Al oír esto el joven caballero se quedó muy asombrado y por un momento no contestó. Pero ignorando los verdaderos sentimientos de su dama y considerando que lo que yo tenía que ofrecer podría ser mejor a la corte; habiendo, especialmente, observado que mi cabello era rizado[183], los dedos gordos del pie curvados hacia atrás y mi boca pequeña, me contestó: «Permitidme que sea franco con vos, señora. Mis asuntos van de tal forma que, si se necesita dinero, yo no puedo permitirme embarcarme en un amor, incluso si fuera yo el que lo hubiera pedido. No puedo ofrecerle ni siquiera una sola faja. Y si después nuestra intimidad es mayor, usted debería, por ejemplo, preguntarme si sé de una buena tienda de telas, no podría ofrecerle una pieza de seda o incluso media pieza[184] de tela roja. Es mejor decir estas cosas desde el principio por temor a que haya desacuerdo más tarde».

El haber propuesto una cosa tan agradable como la que yo había propuesto y ser contestada con tales y duras condiciones me pareció odioso y despreciable. En esta gran ciudad de Kyoto no había escasez de hombres y yo había decidido que podría buscar en otros barrios cuando una llovizna de principio de verano empezó a caer y un gorrión entró volando por la ventana, apagando la lámpara.
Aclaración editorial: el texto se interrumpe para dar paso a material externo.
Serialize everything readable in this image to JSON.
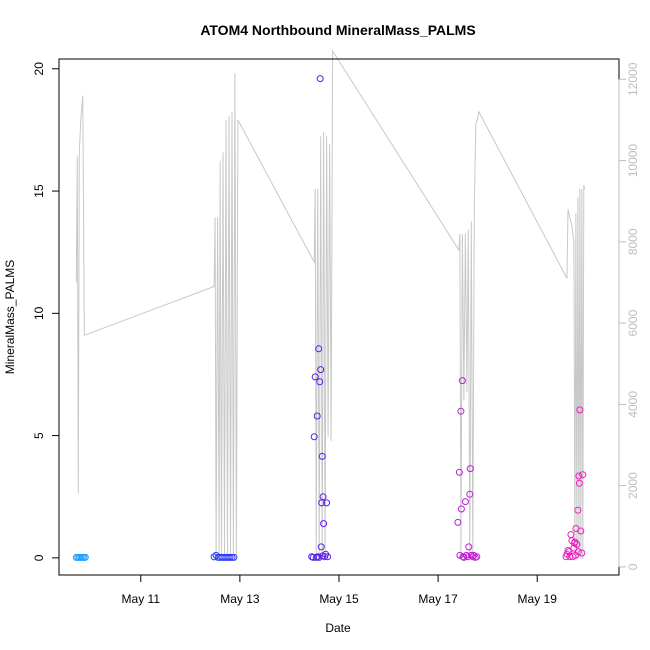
{
  "chart_data": {
    "type": "scatter",
    "title": "ATOM4 Northbound MineralMass_PALMS",
    "xlabel": "Date",
    "ylabel": "MineralMass_PALMS",
    "x_unit": "day of May",
    "xlim": [
      9.35,
      20.65
    ],
    "ylim": [
      -0.7,
      20.4
    ],
    "y2lim": [
      -200,
      12500
    ],
    "x_ticks": [
      11,
      13,
      15,
      17,
      19
    ],
    "x_tick_labels": [
      "May 11",
      "May 13",
      "May 15",
      "May 17",
      "May 19"
    ],
    "y_ticks": [
      0,
      5,
      10,
      15,
      20
    ],
    "y_tick_labels": [
      "0",
      "5",
      "10",
      "15",
      "20"
    ],
    "y2_ticks": [
      0,
      2000,
      4000,
      6000,
      8000,
      10000,
      12000
    ],
    "y2_tick_labels": [
      "0",
      "2000",
      "4000",
      "6000",
      "8000",
      "10000",
      "12000"
    ],
    "colors": {
      "line": "#c8c8c8",
      "right_axis": "#bdbdbd",
      "points_gradient": [
        "#1ea0ff",
        "#1e50ff",
        "#3a1ee6",
        "#8a1ee6",
        "#c81ed2",
        "#f01ec0"
      ]
    },
    "series": [
      {
        "type": "line",
        "axis": "right",
        "points": [
          [
            9.7,
            7000
          ],
          [
            9.72,
            10100
          ],
          [
            9.74,
            1800
          ],
          [
            9.76,
            10200
          ],
          [
            9.79,
            11000
          ],
          [
            9.81,
            11300
          ],
          [
            9.83,
            11600
          ],
          [
            9.86,
            5700
          ],
          [
            12.48,
            6900
          ],
          [
            12.5,
            8600
          ],
          [
            12.52,
            200
          ],
          [
            12.55,
            8600
          ],
          [
            12.58,
            300
          ],
          [
            12.6,
            10000
          ],
          [
            12.63,
            300
          ],
          [
            12.66,
            10200
          ],
          [
            12.69,
            300
          ],
          [
            12.72,
            11000
          ],
          [
            12.75,
            300
          ],
          [
            12.78,
            11100
          ],
          [
            12.81,
            300
          ],
          [
            12.84,
            11200
          ],
          [
            12.87,
            300
          ],
          [
            12.9,
            12150
          ],
          [
            12.93,
            300
          ],
          [
            12.96,
            11000
          ],
          [
            14.5,
            7500
          ],
          [
            14.52,
            9300
          ],
          [
            14.54,
            300
          ],
          [
            14.57,
            9300
          ],
          [
            14.6,
            300
          ],
          [
            14.63,
            10600
          ],
          [
            14.66,
            300
          ],
          [
            14.69,
            10700
          ],
          [
            14.72,
            300
          ],
          [
            14.75,
            10600
          ],
          [
            14.78,
            3200
          ],
          [
            14.81,
            10400
          ],
          [
            14.84,
            3100
          ],
          [
            14.87,
            12700
          ],
          [
            17.42,
            7800
          ],
          [
            17.44,
            8200
          ],
          [
            17.46,
            300
          ],
          [
            17.49,
            8200
          ],
          [
            17.52,
            4100
          ],
          [
            17.55,
            8200
          ],
          [
            17.58,
            4300
          ],
          [
            17.61,
            8300
          ],
          [
            17.64,
            300
          ],
          [
            17.67,
            8500
          ],
          [
            17.7,
            300
          ],
          [
            17.73,
            8800
          ],
          [
            17.76,
            10900
          ],
          [
            17.79,
            11000
          ],
          [
            17.82,
            11200
          ],
          [
            19.6,
            7100
          ],
          [
            19.62,
            8800
          ],
          [
            19.66,
            8600
          ],
          [
            19.7,
            8400
          ],
          [
            19.72,
            8200
          ],
          [
            19.74,
            8000
          ],
          [
            19.76,
            300
          ],
          [
            19.78,
            8700
          ],
          [
            19.8,
            200
          ],
          [
            19.82,
            9100
          ],
          [
            19.84,
            200
          ],
          [
            19.86,
            9300
          ],
          [
            19.88,
            200
          ],
          [
            19.9,
            9300
          ],
          [
            19.92,
            200
          ],
          [
            19.94,
            9400
          ],
          [
            19.96,
            9300
          ]
        ]
      },
      {
        "type": "scatter",
        "axis": "left",
        "points": [
          [
            9.7,
            0.02
          ],
          [
            9.73,
            0.02
          ],
          [
            9.76,
            0.02
          ],
          [
            9.79,
            0.02
          ],
          [
            9.82,
            0.02
          ],
          [
            9.85,
            0.02
          ],
          [
            9.88,
            0.02
          ],
          [
            12.48,
            0.04
          ],
          [
            12.52,
            0.1
          ],
          [
            12.56,
            0.02
          ],
          [
            12.6,
            0.02
          ],
          [
            12.64,
            0.02
          ],
          [
            12.68,
            0.02
          ],
          [
            12.72,
            0.02
          ],
          [
            12.76,
            0.02
          ],
          [
            12.8,
            0.02
          ],
          [
            12.84,
            0.02
          ],
          [
            12.88,
            0.02
          ],
          [
            14.45,
            0.05
          ],
          [
            14.48,
            0.02
          ],
          [
            14.5,
            4.95
          ],
          [
            14.52,
            7.4
          ],
          [
            14.54,
            0.02
          ],
          [
            14.56,
            5.8
          ],
          [
            14.57,
            0.05
          ],
          [
            14.59,
            8.55
          ],
          [
            14.6,
            0.02
          ],
          [
            14.61,
            7.2
          ],
          [
            14.62,
            19.6
          ],
          [
            14.63,
            7.7
          ],
          [
            14.64,
            0.45
          ],
          [
            14.65,
            2.25
          ],
          [
            14.66,
            4.15
          ],
          [
            14.67,
            0.08
          ],
          [
            14.68,
            2.5
          ],
          [
            14.69,
            1.4
          ],
          [
            14.71,
            0.05
          ],
          [
            14.73,
            0.15
          ],
          [
            14.75,
            2.25
          ],
          [
            14.77,
            0.05
          ],
          [
            17.4,
            1.45
          ],
          [
            17.43,
            3.5
          ],
          [
            17.44,
            0.1
          ],
          [
            17.46,
            6.0
          ],
          [
            17.47,
            2.0
          ],
          [
            17.49,
            7.25
          ],
          [
            17.5,
            0.05
          ],
          [
            17.52,
            0.02
          ],
          [
            17.55,
            2.3
          ],
          [
            17.57,
            0.1
          ],
          [
            17.6,
            0.05
          ],
          [
            17.62,
            0.45
          ],
          [
            17.64,
            2.6
          ],
          [
            17.65,
            3.65
          ],
          [
            17.67,
            0.1
          ],
          [
            17.7,
            0.05
          ],
          [
            17.72,
            0.1
          ],
          [
            17.75,
            0.02
          ],
          [
            17.78,
            0.05
          ],
          [
            19.58,
            0.05
          ],
          [
            19.6,
            0.15
          ],
          [
            19.62,
            0.3
          ],
          [
            19.64,
            0.25
          ],
          [
            19.66,
            0.05
          ],
          [
            19.68,
            0.95
          ],
          [
            19.7,
            0.7
          ],
          [
            19.72,
            0.05
          ],
          [
            19.74,
            0.4
          ],
          [
            19.75,
            0.6
          ],
          [
            19.76,
            0.65
          ],
          [
            19.77,
            0.1
          ],
          [
            19.78,
            1.2
          ],
          [
            19.8,
            0.55
          ],
          [
            19.82,
            1.95
          ],
          [
            19.83,
            0.25
          ],
          [
            19.84,
            3.35
          ],
          [
            19.85,
            3.05
          ],
          [
            19.86,
            6.05
          ],
          [
            19.88,
            1.1
          ],
          [
            19.9,
            0.2
          ],
          [
            19.92,
            3.4
          ]
        ]
      }
    ]
  }
}
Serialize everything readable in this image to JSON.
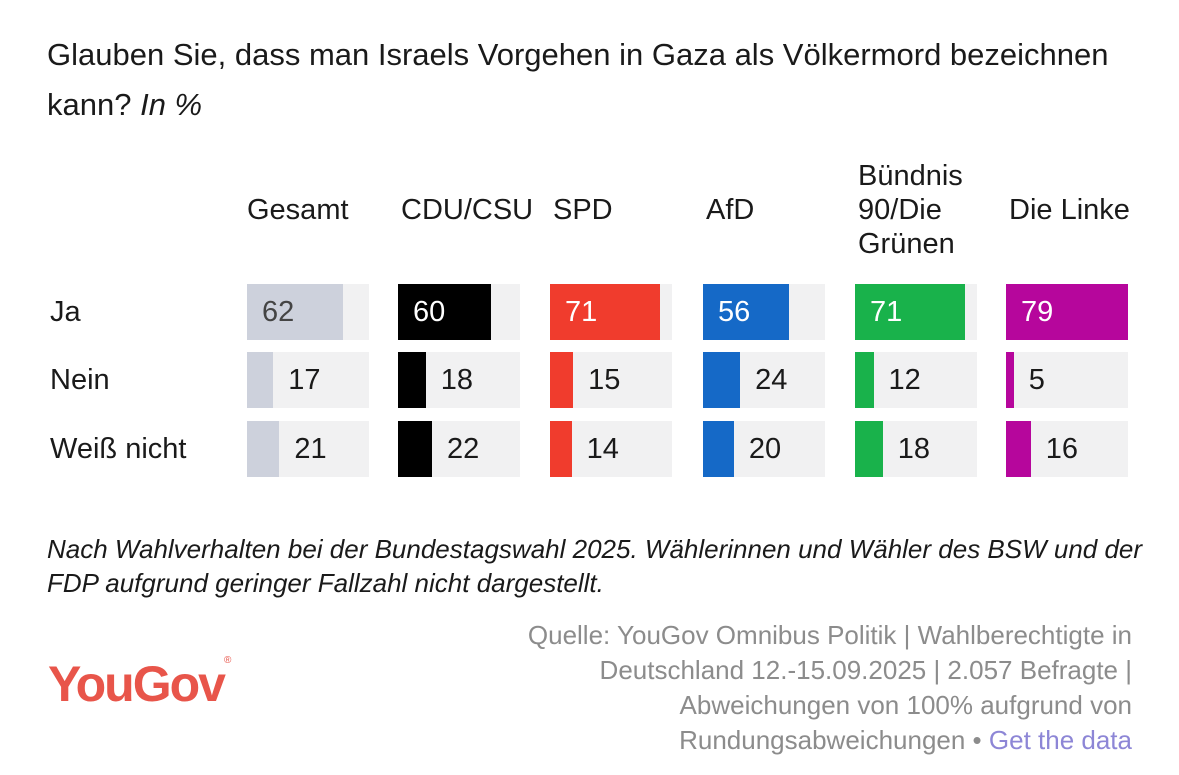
{
  "title": "Glauben Sie, dass man Israels Vorgehen in Gaza als Völkermord bezeichnen kann?",
  "title_unit": "In %",
  "chart_data": {
    "type": "table",
    "categories": [
      "Ja",
      "Nein",
      "Weiß nicht"
    ],
    "series": [
      {
        "name": "Gesamt",
        "color": "#cdd1dc",
        "values": [
          62,
          17,
          21
        ]
      },
      {
        "name": "CDU/CSU",
        "color": "#000000",
        "values": [
          60,
          18,
          22
        ]
      },
      {
        "name": "SPD",
        "color": "#f03c2d",
        "values": [
          71,
          15,
          14
        ]
      },
      {
        "name": "AfD",
        "color": "#1569c7",
        "values": [
          56,
          24,
          20
        ]
      },
      {
        "name": "Bündnis 90/Die Grünen",
        "color": "#19b24b",
        "values": [
          71,
          12,
          18
        ]
      },
      {
        "name": "Die Linke",
        "color": "#b6069c",
        "values": [
          79,
          5,
          16
        ]
      }
    ]
  },
  "note": "Nach Wahlverhalten bei der Bundestagswahl 2025. Wählerinnen und Wähler des BSW und der FDP aufgrund geringer Fallzahl nicht dargestellt.",
  "source": "Quelle: YouGov Omnibus Politik | Wahlberechtigte in Deutschland 12.-15.09.2025 | 2.057 Befragte | Abweichungen von 100% aufgrund von Rundungsabweichungen •",
  "get_data": "Get the data",
  "logo": "YouGov"
}
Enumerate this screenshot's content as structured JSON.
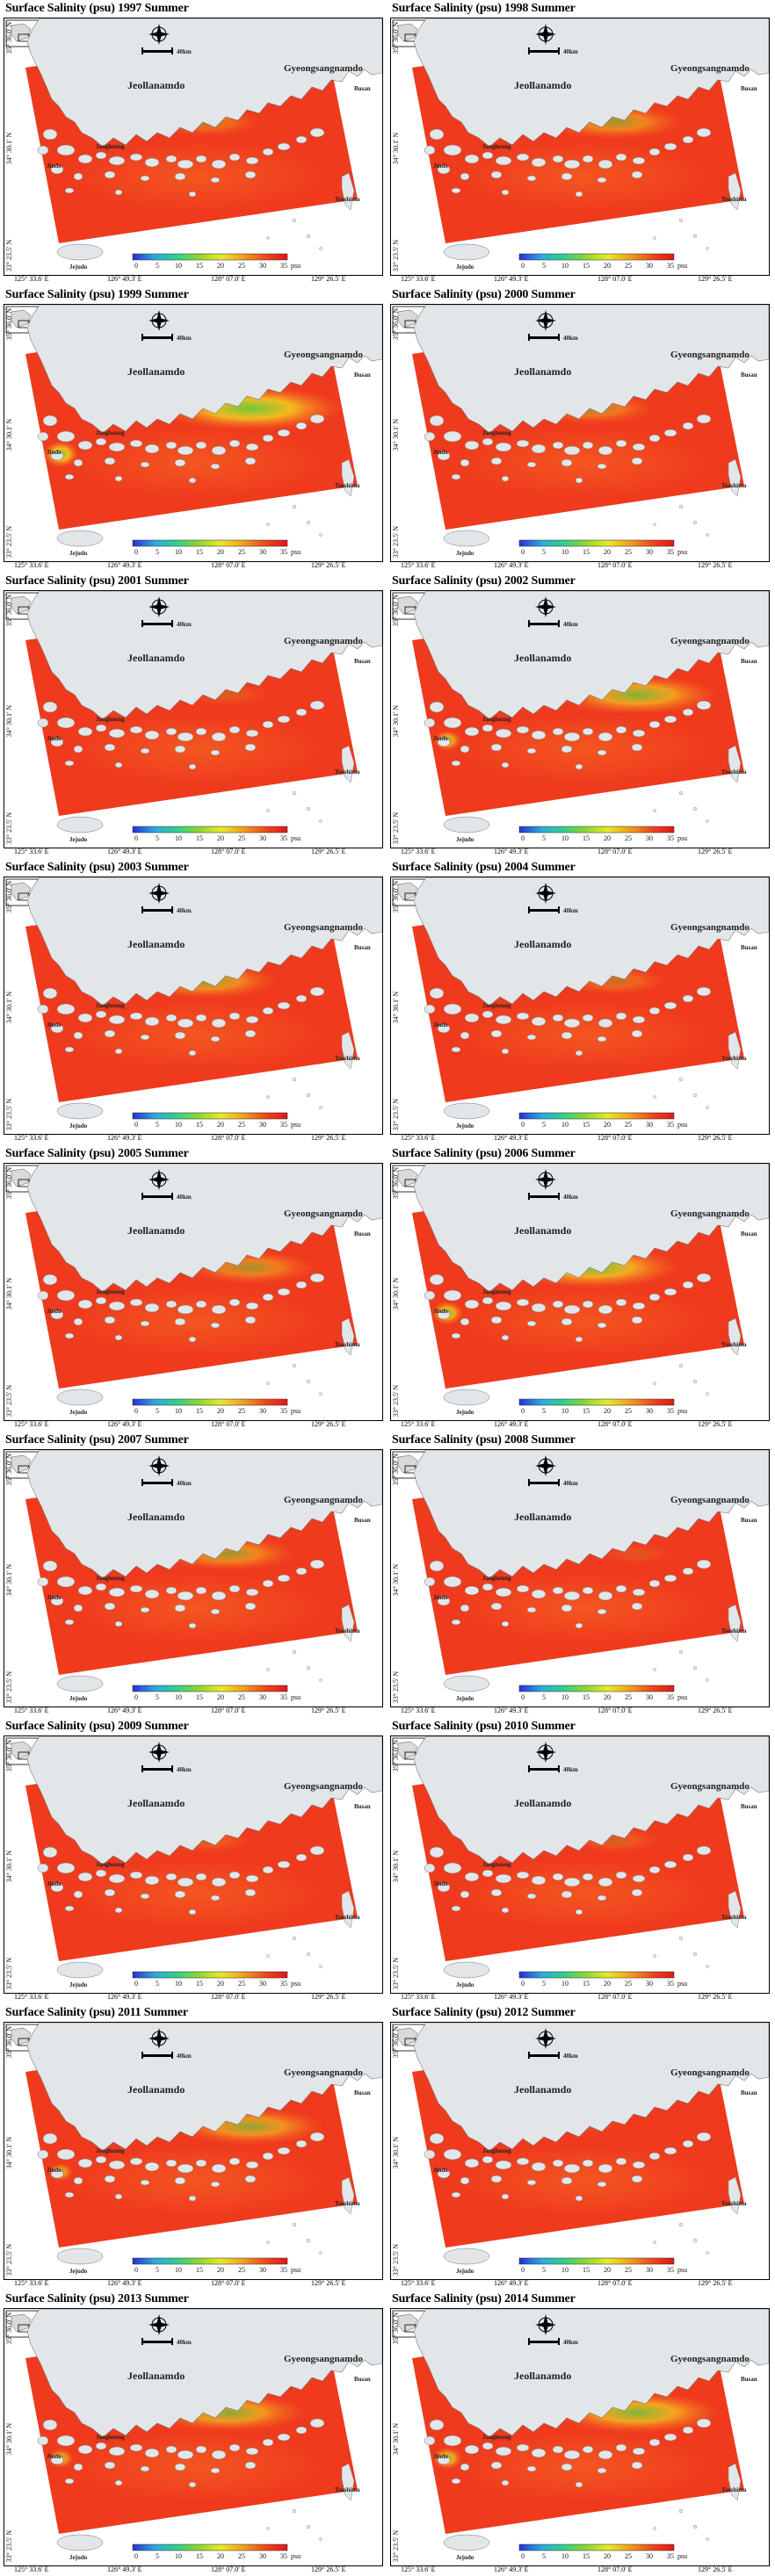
{
  "figure": {
    "panels": [
      {
        "title": "Surface Salinity (psu) 1997 Summer",
        "xticks": [
          "125° 33.6' E",
          "126° 49.3' E",
          "128° 07.0' E",
          "129° 26.5' E"
        ],
        "yticks": [
          "35° 36.0' N",
          "34° 30.1' N",
          "33° 23.5' N"
        ],
        "fresh": 0.35
      },
      {
        "title": "Surface Salinity (psu) 1998 Summer",
        "xticks": [
          "125° 33.6' E",
          "126° 49.3' E",
          "128° 07.0' E",
          "129° 26.5' E"
        ],
        "yticks": [
          "35° 36.0' N",
          "34° 30.1' N",
          "33° 23.5' N"
        ],
        "fresh": 0.55
      },
      {
        "title": "Surface Salinity (psu) 1999 Summer",
        "xticks": [
          "125° 33.6' E",
          "126° 49.3' E",
          "128° 07.0' E",
          "129° 26.5' E"
        ],
        "yticks": [
          "35° 36.0' N",
          "34° 30.1' N",
          "33° 23.5' N"
        ],
        "fresh": 0.95
      },
      {
        "title": "Surface Salinity (psu) 2000 Summer",
        "xticks": [
          "125° 33.6' E",
          "126° 49.3' E",
          "128° 07.0' E",
          "129° 26.5' E"
        ],
        "yticks": [
          "35° 36.0' N",
          "34° 30.1' N",
          "33° 23.5' N"
        ],
        "fresh": 0.45
      },
      {
        "title": "Surface Salinity (psu) 2001 Summer",
        "xticks": [
          "125° 33.6' E",
          "126° 49.3' E",
          "128° 07.0' E",
          "129° 26.5' E"
        ],
        "yticks": [
          "35° 36.0' N",
          "34° 30.1' N",
          "33° 23.5' N"
        ],
        "fresh": 0.15
      },
      {
        "title": "Surface Salinity (psu) 2002 Summer",
        "xticks": [
          "125° 33.6' E",
          "126° 49.3' E",
          "128° 07.0' E",
          "129° 26.5' E"
        ],
        "yticks": [
          "35° 36.0' N",
          "34° 30.1' N",
          "33° 23.5' N"
        ],
        "fresh": 0.75
      },
      {
        "title": "Surface Salinity (psu) 2003 Summer",
        "xticks": [
          "125° 33.6' E",
          "126° 49.3' E",
          "128° 07.0' E",
          "129° 26.5' E"
        ],
        "yticks": [
          "35° 36.0' N",
          "34° 30.1' N",
          "33° 23.5' N"
        ],
        "fresh": 0.6
      },
      {
        "title": "Surface Salinity (psu) 2004 Summer",
        "xticks": [
          "125° 33.6' E",
          "126° 49.3' E",
          "128° 07.0' E",
          "129° 26.5' E"
        ],
        "yticks": [
          "35° 36.0' N",
          "34° 30.1' N",
          "33° 23.5' N"
        ],
        "fresh": 0.3
      },
      {
        "title": "Surface Salinity (psu) 2005 Summer",
        "xticks": [
          "125° 33.6' E",
          "126° 49.3' E",
          "128° 07.0' E",
          "129° 26.5' E"
        ],
        "yticks": [
          "35° 36.0' N",
          "34° 30.1' N",
          "33° 23.5' N"
        ],
        "fresh": 0.5
      },
      {
        "title": "Surface Salinity (psu) 2006 Summer",
        "xticks": [
          "125° 33.6' E",
          "126° 49.3' E",
          "128° 07.0' E",
          "129° 26.5' E"
        ],
        "yticks": [
          "35° 36.0' N",
          "34° 30.1' N",
          "33° 23.5' N"
        ],
        "fresh": 0.85
      },
      {
        "title": "Surface Salinity (psu) 2007 Summer",
        "xticks": [
          "125° 33.6' E",
          "126° 49.3' E",
          "128° 07.0' E",
          "129° 26.5' E"
        ],
        "yticks": [
          "35° 36.0' N",
          "34° 30.1' N",
          "33° 23.5' N"
        ],
        "fresh": 0.55
      },
      {
        "title": "Surface Salinity (psu) 2008 Summer",
        "xticks": [
          "125° 33.6' E",
          "126° 49.3' E",
          "128° 07.0' E",
          "129° 26.5' E"
        ],
        "yticks": [
          "35° 36.0' N",
          "34° 30.1' N",
          "33° 23.5' N"
        ],
        "fresh": 0.1
      },
      {
        "title": "Surface Salinity (psu) 2009 Summer",
        "xticks": [
          "125° 33.6' E",
          "126° 49.3' E",
          "128° 07.0' E",
          "129° 26.5' E"
        ],
        "yticks": [
          "35° 36.0' N",
          "34° 30.1' N",
          "33° 23.5' N"
        ],
        "fresh": 0.2
      },
      {
        "title": "Surface Salinity (psu) 2010 Summer",
        "xticks": [
          "125° 33.6' E",
          "126° 49.3' E",
          "128° 07.0' E",
          "129° 26.5' E"
        ],
        "yticks": [
          "35° 36.0' N",
          "34° 30.1' N",
          "33° 23.5' N"
        ],
        "fresh": 0.2
      },
      {
        "title": "Surface Salinity (psu) 2011 Summer",
        "xticks": [
          "125° 33.6' E",
          "126° 49.3' E",
          "128° 07.0' E",
          "129° 26.5' E"
        ],
        "yticks": [
          "35° 36.0' N",
          "34° 30.1' N",
          "33° 23.5' N"
        ],
        "fresh": 0.65
      },
      {
        "title": "Surface Salinity (psu) 2012 Summer",
        "xticks": [
          "125° 33.6' E",
          "126° 49.3' E",
          "128° 07.0' E",
          "129° 26.5' E"
        ],
        "yticks": [
          "35° 36.0' N",
          "34° 30.1' N",
          "33° 23.5' N"
        ],
        "fresh": 0.05
      },
      {
        "title": "Surface Salinity (psu) 2013 Summer",
        "xticks": [
          "125° 33.6' E",
          "126° 49.3' E",
          "128° 07.0' E",
          "129° 26.5' E"
        ],
        "yticks": [
          "35° 36.0' N",
          "34° 30.1' N",
          "33° 23.5' N"
        ],
        "fresh": 0.7
      },
      {
        "title": "Surface Salinity (psu) 2014 Summer",
        "xticks": [
          "125° 33.6' E",
          "126° 49.3' E",
          "128° 07.0' E",
          "129° 26.5' E"
        ],
        "yticks": [
          "35° 36.0' N",
          "34° 30.1' N",
          "33° 23.5' N"
        ],
        "fresh": 0.8
      }
    ],
    "labels": {
      "jeollanamdo": "Jeollanamdo",
      "gyeongsangnamdo": "Gyeongsangnamdo",
      "busan": "Busan",
      "jindo": "Jindo",
      "jangheung": "Jangheung",
      "jejudo": "Jejudo",
      "tsushima": "Tsushima",
      "scale_unit": "40km"
    },
    "colorbar": {
      "ticks": [
        "0",
        "5",
        "10",
        "15",
        "20",
        "25",
        "30",
        "35"
      ],
      "unit": "psu",
      "stops": [
        "#2a2fd6",
        "#2fa8e0",
        "#2fd08c",
        "#8fd630",
        "#e8e82a",
        "#f0a020",
        "#ee4a1a",
        "#e0161a"
      ]
    },
    "colors": {
      "land": "#e3e6e8",
      "sea_high": "#ef3a1e",
      "sea_mid": "#f76a22",
      "fresh_mid": "#f5c020",
      "fresh_low": "#6cc83a"
    }
  }
}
Aprovechándose de la oscuridad, el hombre me cogió en sus brazos. Un momento más tarde estaba jadeando de excitación[185]; después colocó un pequeño pañuelo de papel de Sugiwara junto a la almohada y, dándome una gentil palmada en las nalgas, dijo: «Tú hasta un ciento»[186].

«¡Muy divertido! —pensé para mí misma—. ¡Así, tú, mi temerario amigo, esperas vivir hasta que tengas noventa y nueve años! Por lo que me dijiste antes me heriste en lo vivo, y antes de que pase un año haré que estés con los tíos caídos y cojeando con un bastón. Esta noche te veré echado del mundo de la prostitución». Y acto seguido me puse a hacer el amor con él constantemente, sin hacer diferencia entre la noche y el día. Cuando él empezó a flaquear le alimenté con caldo de leche, huevos y patatas de la montaña. Como había previsto, el hombre fue gradualmente subyugado, y, lo que es más triste de contar, cuando llegó el Mes de la Flor del Sol[187] del siguiente año, aunque todos los demás estaban ocupados con cambiarse de ropas[188], este hombre todavía llevaba sus ropas de hilo almohadilladas. Uno por uno los médicos le abandonaron. Su cabello se volvió como el de una bruja; sus uñas, largas. Y cuando en su presencia la conversación era acerca de mujeres deliciosas, aunque escuchaba con la mano puesta en forma de bocina detrás de la oreja, movía la cabeza con una amarga mirada.